Webinar

15
Jul
Global insurance experiences to increase small-scale aquaculture resilience

Friday, July 15, 2022

9.00 am Rome, 10.00 am Nairobi, 12.30 pm Delhi, 2.00 pm Bangkok, 3.00 pm Manila

While the demand for food and source of protein continues to increase with the worlds growing population, expected to reach 9.6 billion people by 2050. There is significant contribution of fish and fishery products towards the supply of daily intake of animal protein in several developing economies. According to FAO estimated global fish production accounted for 179 million tonnes in 2018 of which 46 percent (82.1 million tonnes) came from aquaculture. Over the past decade from 2008-2018 in terms of production, aquaculture has shown considerable growth and an increase by 56 percent for the  same period. By 2018 aquaculture production has attained a record production of 114.5 million tonnes (SOFIA,FAO 2020). It is a growing sector and often a thriving business which has taken a significant leap forward and remains the fastest animal food-producing sector in the world.

World over aquaculture is mostly practiced by small-scale fish farmers or producers. It not only enhances the quality of life for small-scale fish farmer households but also contributes to the social and economic inclusion for some of the vulnerable and marginalized people in the world. However, aquaculture farmers face several risks that can threaten their production, incomes, and their consumption. Farmers can generally cope with small and recurrent risks by adopting best management practices and self-insurance tools such as savings and contingent credit, yet they are often not able to manage the less frequent but more severe losses resulting from diseases, theft, predation, floods and water shortages, storms, cyclones, typhoons and climate change induced perils such as warming of the waters, coupled with deterioration of water quality. Thus, when fish farmers suffer from disastrous crop losses, the entire value chain is affected. Losses can affect the entire economy, especially if aquaculture products are important export commodities for the country.

Appropriate financial services, such as aquaculture insurance, are thus imperative to prevent such losses from becoming catastrophic for fish farmers and for society. The demand for aquaculture insurance has never been as high as it is now, and there is a widening gap between demand and supply side of aquaculture insurance, particularly for small-scale aquaculture producers.

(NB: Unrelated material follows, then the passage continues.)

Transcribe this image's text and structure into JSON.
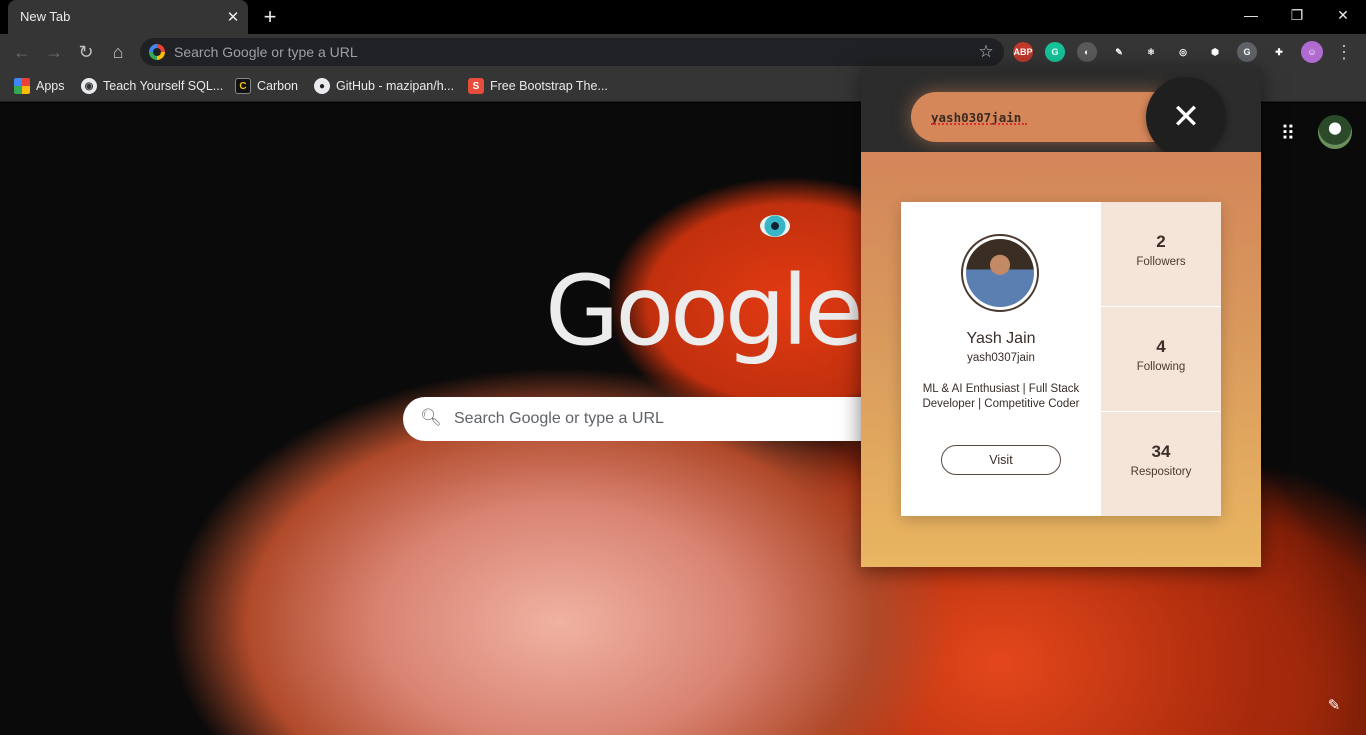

CAFI SSF through this webinar brings to its member organizations and interested participants an informative discussion on insurers and reinsurers initiatives and experiences to develop and support provision of aquaculture insurance services for small-scale fish farmers.

Speakers and discussion topics

  • Manuel J Cortina: Philippines Crop Insurance Corporation, Officer- In- Charge, Business Development, PCIC experiences in supporting small-scale aquaculture insurance,
  • Jason Wu: Swiss Re, Aquaculture Underwriter, Market responses to small-scale aquaculture insurancein developing economies
  • Daniel Fairweather: Gallagher Specialty, Executive Director, Livestock, Aquaculture and Fisheries, Insurance products for small-scale aquaculture
  • Suchitra Upare: CAFI SSF Coordinator, World review of aquaculture insurance

CAFI SSF Webinar is organized for all stakeholders involved with SSF finance and insurance.